Describe each of the following transformation that maps the figures described below. Be specific by naming lines of reflection, centers of rotation and degrees of rotation, distance and direction of translations, and centers of dilation with a scale factor. Determine if the transformation is a rigid transformation or a similarity transformation. Explain all reasoning.
Part A: Figure 1 →Figure 4
Part B: Figure 2 → Figure 5

Answer 1

Answer:

Part A: Figure 1 → Figure 4

Rigid Transformation

Equivalent to a reflection about the origin, or a rotation of 180° clockwise or anticlockwise about the origin which are types of rigid transformation

Part B: Figure 2 → Figure 5

Similarity transformation

Figure 5 is Figure 2 dilated by a scale factor of 1/2, which is a form of a similarity transformation

Step-by-step explanation:

Part A: Figure 1 → Figure 4

The coordinates of the vertices of the preimage are;

(5, 10), (2, 4), (9, 2)

The coordinates of the vertices of the image are;

(-9, -2), (-2, -4), (-5, -10)

Which is equivalent to a reflection about the origin, or a rotation of 180° clockwise or anticlockwise about the origin

Part B: Figure 2 → Figure 5

The coordinate points of figure 2 are;

(-9, 2), (-5, 10), and (-2, 4)

The coordinate points of figure 5 are;

(1, 2), (2.5, -1), and (4.5, 3)

The lengths of the sides of figure 2 are;

√((10 - 2)² + ((-5) - (-9))²) = 4·√5

√((10 - 4)² + ((-5) - (-2))²) = 3·√5

√((2 - 4)² + ((-9) - (-2))²) = √53

The lengths of the sides of figure 5 are;

√(((-1) - 2)² + (2.5 - 1)²) = (3·√5)/2

√((4.5 - 2.5)² + (3 - (-1))²) = 2·√5

√((4.5 - 1)² + (3 - 2)²) = (√53)/2

Therefore. Figure 5 is Figure 2 dilated by a scale factor of 1/2

Therefore, given that the sides of Figure 2 and Figure 5 are rotated by 180°

We have;

Figure 5 is obtained as follows;

1) The rotation of figure 2 by 180°, clockwise or anticlockwise about the origin to get;

(-9, 2), (-5, 10), and (-2, 4) → (9, -2), (5, -10), and (2, -4)

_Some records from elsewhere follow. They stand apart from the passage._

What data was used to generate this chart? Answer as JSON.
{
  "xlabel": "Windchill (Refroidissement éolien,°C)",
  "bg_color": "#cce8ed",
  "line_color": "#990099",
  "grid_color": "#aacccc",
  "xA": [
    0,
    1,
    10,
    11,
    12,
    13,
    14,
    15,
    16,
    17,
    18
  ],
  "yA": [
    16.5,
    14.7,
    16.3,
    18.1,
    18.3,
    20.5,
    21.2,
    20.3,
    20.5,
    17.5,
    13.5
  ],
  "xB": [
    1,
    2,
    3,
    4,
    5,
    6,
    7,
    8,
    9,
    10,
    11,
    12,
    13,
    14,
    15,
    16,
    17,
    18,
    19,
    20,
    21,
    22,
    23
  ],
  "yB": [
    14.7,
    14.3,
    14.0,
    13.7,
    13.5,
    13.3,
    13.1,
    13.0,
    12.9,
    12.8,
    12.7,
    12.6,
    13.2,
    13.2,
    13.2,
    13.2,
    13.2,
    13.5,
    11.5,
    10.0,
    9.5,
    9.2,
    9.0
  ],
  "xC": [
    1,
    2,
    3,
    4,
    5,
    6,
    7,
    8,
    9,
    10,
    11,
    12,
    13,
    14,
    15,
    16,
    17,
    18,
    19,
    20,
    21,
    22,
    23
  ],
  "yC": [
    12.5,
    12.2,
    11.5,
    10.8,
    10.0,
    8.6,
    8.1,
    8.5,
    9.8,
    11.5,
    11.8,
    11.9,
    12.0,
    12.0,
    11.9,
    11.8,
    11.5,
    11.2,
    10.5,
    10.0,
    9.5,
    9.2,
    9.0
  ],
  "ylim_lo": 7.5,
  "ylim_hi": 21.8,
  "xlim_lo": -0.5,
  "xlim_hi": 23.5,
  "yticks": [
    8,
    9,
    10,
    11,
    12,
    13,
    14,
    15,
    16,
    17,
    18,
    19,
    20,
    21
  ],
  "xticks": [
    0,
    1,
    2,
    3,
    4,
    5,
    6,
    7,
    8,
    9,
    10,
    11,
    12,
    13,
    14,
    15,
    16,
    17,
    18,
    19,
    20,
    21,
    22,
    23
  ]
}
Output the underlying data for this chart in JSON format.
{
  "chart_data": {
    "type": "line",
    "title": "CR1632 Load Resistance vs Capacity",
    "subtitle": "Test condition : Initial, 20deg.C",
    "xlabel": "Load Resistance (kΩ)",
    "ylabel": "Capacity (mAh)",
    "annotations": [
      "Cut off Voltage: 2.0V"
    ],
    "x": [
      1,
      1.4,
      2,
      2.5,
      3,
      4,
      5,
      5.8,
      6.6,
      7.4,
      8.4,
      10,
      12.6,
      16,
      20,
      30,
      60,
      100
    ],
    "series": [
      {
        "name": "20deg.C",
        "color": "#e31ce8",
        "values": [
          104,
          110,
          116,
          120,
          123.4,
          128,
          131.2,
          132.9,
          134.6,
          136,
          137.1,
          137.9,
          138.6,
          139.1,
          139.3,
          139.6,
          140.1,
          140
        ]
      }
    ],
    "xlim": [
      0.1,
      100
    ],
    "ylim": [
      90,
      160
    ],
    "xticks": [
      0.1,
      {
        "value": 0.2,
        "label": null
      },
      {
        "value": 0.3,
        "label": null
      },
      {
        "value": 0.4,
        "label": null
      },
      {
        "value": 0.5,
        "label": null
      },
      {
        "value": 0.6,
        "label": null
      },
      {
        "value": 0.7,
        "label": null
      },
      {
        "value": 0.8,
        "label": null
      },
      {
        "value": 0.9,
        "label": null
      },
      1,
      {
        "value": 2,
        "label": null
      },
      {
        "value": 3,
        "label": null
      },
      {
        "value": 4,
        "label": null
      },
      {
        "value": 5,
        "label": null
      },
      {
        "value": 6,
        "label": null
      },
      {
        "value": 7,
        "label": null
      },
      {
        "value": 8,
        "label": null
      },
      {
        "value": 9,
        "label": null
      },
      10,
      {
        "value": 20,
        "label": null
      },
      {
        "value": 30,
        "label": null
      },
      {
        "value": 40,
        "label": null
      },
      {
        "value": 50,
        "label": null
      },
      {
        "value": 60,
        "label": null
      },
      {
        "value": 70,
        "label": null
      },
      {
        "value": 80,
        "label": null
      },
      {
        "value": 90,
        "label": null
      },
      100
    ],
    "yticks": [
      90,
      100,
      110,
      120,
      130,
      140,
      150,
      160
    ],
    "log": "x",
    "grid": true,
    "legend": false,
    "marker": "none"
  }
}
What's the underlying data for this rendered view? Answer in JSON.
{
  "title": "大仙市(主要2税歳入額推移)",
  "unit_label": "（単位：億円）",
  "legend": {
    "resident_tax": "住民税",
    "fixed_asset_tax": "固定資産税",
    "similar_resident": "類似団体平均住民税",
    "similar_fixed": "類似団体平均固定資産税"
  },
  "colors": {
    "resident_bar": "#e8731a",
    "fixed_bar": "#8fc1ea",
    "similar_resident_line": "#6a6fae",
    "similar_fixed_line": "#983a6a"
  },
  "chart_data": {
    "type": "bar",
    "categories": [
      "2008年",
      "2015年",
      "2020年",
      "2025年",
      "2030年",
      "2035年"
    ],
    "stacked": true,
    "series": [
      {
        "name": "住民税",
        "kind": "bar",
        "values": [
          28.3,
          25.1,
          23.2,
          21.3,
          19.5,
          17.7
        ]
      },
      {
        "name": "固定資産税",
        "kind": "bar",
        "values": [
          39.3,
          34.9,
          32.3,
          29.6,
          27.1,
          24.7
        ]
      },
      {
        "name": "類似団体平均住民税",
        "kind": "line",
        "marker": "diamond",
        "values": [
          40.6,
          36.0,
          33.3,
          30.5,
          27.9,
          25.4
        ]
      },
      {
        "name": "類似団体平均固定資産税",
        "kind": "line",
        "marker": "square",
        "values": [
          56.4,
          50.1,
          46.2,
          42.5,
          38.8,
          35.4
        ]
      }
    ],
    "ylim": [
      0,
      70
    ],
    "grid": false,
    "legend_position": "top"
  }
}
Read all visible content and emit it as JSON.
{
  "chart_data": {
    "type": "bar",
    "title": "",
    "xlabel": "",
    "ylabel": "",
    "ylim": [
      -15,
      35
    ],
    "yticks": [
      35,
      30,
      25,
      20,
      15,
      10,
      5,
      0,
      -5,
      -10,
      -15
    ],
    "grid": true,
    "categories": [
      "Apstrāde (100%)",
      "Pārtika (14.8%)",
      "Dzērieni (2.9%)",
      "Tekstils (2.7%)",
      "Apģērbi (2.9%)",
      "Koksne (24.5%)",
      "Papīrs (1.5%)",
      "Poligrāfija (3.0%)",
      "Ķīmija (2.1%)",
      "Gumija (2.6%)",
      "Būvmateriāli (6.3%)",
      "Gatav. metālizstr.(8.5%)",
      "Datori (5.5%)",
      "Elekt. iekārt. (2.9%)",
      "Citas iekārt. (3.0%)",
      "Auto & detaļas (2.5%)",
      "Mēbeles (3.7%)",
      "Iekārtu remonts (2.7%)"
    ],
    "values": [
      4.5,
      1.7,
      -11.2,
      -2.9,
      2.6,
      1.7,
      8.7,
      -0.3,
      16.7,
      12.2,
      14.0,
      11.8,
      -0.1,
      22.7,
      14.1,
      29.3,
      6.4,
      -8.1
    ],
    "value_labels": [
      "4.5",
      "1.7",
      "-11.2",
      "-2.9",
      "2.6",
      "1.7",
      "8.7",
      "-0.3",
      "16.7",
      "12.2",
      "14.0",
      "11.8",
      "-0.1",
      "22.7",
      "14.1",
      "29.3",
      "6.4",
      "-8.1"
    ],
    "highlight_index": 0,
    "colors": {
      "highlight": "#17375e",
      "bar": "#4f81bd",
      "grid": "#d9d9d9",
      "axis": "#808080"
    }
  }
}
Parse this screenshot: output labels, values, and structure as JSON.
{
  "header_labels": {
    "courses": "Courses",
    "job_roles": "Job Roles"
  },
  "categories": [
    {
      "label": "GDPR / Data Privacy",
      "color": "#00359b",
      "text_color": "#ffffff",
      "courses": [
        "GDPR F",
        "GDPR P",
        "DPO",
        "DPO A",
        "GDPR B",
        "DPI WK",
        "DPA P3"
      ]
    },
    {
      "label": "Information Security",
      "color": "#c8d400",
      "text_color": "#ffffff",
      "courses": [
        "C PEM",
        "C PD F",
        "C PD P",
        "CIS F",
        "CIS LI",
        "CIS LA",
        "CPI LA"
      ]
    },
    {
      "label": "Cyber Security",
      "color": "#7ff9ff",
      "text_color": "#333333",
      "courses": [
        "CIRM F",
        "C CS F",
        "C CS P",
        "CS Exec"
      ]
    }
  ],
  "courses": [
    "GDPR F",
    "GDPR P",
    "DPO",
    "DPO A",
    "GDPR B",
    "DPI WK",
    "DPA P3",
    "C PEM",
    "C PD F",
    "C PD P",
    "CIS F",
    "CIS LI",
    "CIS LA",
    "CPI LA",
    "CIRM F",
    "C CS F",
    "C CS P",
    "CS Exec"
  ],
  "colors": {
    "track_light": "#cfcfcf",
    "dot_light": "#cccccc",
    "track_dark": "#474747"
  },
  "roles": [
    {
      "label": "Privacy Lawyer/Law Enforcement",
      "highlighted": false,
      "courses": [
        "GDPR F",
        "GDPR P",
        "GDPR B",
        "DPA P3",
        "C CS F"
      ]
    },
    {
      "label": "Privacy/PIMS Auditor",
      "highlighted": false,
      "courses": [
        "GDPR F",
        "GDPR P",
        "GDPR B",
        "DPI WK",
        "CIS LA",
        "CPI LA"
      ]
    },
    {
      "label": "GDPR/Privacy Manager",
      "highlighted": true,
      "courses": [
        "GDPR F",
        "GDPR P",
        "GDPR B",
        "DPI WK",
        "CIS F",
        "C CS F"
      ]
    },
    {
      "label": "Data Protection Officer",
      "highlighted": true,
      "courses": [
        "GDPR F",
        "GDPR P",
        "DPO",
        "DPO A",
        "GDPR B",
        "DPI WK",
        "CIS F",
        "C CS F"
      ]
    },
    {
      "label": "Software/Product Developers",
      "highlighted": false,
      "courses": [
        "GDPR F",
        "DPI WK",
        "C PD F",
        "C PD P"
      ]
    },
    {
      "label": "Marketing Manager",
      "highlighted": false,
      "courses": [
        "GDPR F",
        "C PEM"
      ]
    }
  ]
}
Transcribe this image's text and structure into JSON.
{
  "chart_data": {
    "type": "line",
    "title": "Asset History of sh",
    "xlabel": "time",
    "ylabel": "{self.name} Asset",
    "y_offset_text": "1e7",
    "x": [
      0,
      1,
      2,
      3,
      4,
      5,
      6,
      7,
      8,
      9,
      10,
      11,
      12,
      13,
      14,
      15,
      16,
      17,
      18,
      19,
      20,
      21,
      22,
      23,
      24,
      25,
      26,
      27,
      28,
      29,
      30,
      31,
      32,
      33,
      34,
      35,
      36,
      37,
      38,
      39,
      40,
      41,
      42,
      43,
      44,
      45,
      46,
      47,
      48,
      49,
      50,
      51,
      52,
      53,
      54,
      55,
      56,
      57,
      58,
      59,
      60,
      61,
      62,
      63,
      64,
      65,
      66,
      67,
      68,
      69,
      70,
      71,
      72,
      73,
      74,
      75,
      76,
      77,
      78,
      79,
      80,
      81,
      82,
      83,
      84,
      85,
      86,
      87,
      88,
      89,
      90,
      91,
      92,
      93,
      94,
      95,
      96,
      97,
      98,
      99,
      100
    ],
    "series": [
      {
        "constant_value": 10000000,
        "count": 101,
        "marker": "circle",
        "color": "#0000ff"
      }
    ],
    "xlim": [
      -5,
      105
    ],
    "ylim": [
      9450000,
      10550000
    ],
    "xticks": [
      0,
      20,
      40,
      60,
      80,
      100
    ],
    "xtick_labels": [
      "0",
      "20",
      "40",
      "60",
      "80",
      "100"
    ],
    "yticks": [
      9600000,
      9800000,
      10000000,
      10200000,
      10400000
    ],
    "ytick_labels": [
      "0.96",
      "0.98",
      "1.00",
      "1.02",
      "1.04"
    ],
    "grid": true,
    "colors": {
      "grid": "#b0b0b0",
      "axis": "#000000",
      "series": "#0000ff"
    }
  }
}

2) The image is translated left by 1 blocks and up by 6 blocks as follows;

(9, -2), (5, -10), and (2, -4)  → (8, 4), (4, -4), and (1, 2)

3) The image is then dilated by a scale factor of 1/2  with a center of dilation of (1, 2) to get;

Preimage (8, 4), (4, -4), and (1, 2) → Image (1, 2), (2.5, -1), and (4.5, 3).